Since the day my elementary mind started absorbing a few truths of the world, I have been taught that the Filipino overseas worker is the new breed of hero. Bagong bayani, they were called. It mattered to me because my father was one of those modern heroes, and because of it we became one of those modern absentee-parent families. It was the in thing, and 20 years later it has evolved to more than that. The trend was fortified not only into a social norm, but into a significant economic driver. The news now says nothing else but that the Philippines is the new darling of Asia, posting historic high growths while the first world giants are folding, fueled largely by OFW remittances. 20 years later and my father is still the new breed of hero.
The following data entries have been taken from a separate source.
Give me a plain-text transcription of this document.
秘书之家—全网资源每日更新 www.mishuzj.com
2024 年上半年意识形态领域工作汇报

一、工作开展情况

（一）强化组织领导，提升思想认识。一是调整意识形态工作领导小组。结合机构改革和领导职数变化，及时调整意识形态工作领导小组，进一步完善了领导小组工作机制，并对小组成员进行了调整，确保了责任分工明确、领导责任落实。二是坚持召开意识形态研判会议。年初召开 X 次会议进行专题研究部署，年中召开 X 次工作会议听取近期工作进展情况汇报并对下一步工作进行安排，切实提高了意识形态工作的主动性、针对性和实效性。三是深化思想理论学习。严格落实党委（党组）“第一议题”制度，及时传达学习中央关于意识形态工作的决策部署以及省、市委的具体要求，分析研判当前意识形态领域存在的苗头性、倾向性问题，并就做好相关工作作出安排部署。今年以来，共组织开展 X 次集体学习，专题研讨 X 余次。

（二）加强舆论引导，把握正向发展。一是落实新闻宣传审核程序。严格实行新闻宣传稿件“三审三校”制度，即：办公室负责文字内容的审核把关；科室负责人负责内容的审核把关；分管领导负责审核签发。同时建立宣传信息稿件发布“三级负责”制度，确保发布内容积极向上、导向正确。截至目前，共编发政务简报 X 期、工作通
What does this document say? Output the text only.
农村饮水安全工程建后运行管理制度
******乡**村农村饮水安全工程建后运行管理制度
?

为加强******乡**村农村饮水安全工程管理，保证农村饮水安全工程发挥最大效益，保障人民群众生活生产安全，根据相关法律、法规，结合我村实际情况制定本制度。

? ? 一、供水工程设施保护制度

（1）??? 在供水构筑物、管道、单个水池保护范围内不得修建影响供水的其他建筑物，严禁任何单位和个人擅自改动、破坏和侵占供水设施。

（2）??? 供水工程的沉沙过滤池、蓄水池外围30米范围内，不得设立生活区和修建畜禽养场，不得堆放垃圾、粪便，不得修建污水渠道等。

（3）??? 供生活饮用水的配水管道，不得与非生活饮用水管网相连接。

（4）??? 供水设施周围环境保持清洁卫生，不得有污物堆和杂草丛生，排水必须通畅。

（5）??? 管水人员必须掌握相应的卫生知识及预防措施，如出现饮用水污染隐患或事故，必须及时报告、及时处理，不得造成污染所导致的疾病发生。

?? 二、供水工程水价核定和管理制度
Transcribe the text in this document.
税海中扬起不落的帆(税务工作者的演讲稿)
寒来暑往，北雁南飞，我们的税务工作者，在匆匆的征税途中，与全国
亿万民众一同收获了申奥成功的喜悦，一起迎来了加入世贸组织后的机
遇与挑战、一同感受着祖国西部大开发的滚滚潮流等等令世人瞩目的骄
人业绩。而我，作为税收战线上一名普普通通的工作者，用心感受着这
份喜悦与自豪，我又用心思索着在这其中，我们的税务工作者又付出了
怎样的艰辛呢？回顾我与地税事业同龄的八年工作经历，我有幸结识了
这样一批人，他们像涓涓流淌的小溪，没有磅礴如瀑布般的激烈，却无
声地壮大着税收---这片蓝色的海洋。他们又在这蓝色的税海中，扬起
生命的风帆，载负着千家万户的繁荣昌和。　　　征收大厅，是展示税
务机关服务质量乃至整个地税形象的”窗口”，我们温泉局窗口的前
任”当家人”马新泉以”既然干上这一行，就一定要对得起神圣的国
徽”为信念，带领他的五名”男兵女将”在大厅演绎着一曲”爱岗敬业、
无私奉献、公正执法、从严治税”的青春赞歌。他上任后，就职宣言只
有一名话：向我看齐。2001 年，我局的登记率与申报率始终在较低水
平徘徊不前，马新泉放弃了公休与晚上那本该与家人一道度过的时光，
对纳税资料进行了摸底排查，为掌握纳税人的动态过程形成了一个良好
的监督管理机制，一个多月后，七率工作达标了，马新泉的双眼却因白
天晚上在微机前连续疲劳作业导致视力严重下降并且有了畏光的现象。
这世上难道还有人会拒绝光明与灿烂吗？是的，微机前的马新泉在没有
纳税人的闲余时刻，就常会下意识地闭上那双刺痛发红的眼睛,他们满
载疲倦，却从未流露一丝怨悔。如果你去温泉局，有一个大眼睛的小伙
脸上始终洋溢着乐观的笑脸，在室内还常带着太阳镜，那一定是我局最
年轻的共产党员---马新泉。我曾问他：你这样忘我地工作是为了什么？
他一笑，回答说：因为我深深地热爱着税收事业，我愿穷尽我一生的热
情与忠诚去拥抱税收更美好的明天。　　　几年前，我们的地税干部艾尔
Let me tell you about the true value of OFW remittances. Economics will present you with a scientific answer. GDP is Consumption + Government expenditure + Investment + Exports – Imports. GNP is GDP plus remittances. That remittance figure has grown to $21.4 billion dollars for 2012, up 6.3% from 2011 digits and showing no signs of slowing down. But as economics would also tell you, not everything is captured in a straightforward computation. One must always add the opportunity cost–the cost of opportunities forgone for an opportunity answered. For the OFW, these are many and mostly non-quantifiable:
The cost of missing the graduation of the kid you put through school, the cost of having to resort to Facebook to be updated on your own family and friends, of thanking Skype, YM and international roaming because their opportunity costs are much cheaper. The cost of non inclusion; from daily family dinners, movie dates and debates, to the annual summer vacations, to weddings and funerals. For the more unfortunate, the cost of rebellious children who lacked guidance, of coldness, or broken relationships. The cost of abusive bosses and abusive work environments. In summary, the general cost of distance and loneliness.
If there was a scientific way to calculate this, OFWs would think of asking more for their salaries. Double the current rate might not even cut it, double the number of vacation leave days and double the frequency. But they would not think of abandoning their foreign post, oh no, because they are not called heroes for naught. They have the hearts of lions. If you ask them, surely they know the perils of their chosen occupation. But in the country they call home they can still not find the means to provide for their families the way their foreign bosses can. So pay for the costs they shall, in prayerful hope that love in the time of diaspora will prevail. My father the hero, for one, knows that it always does.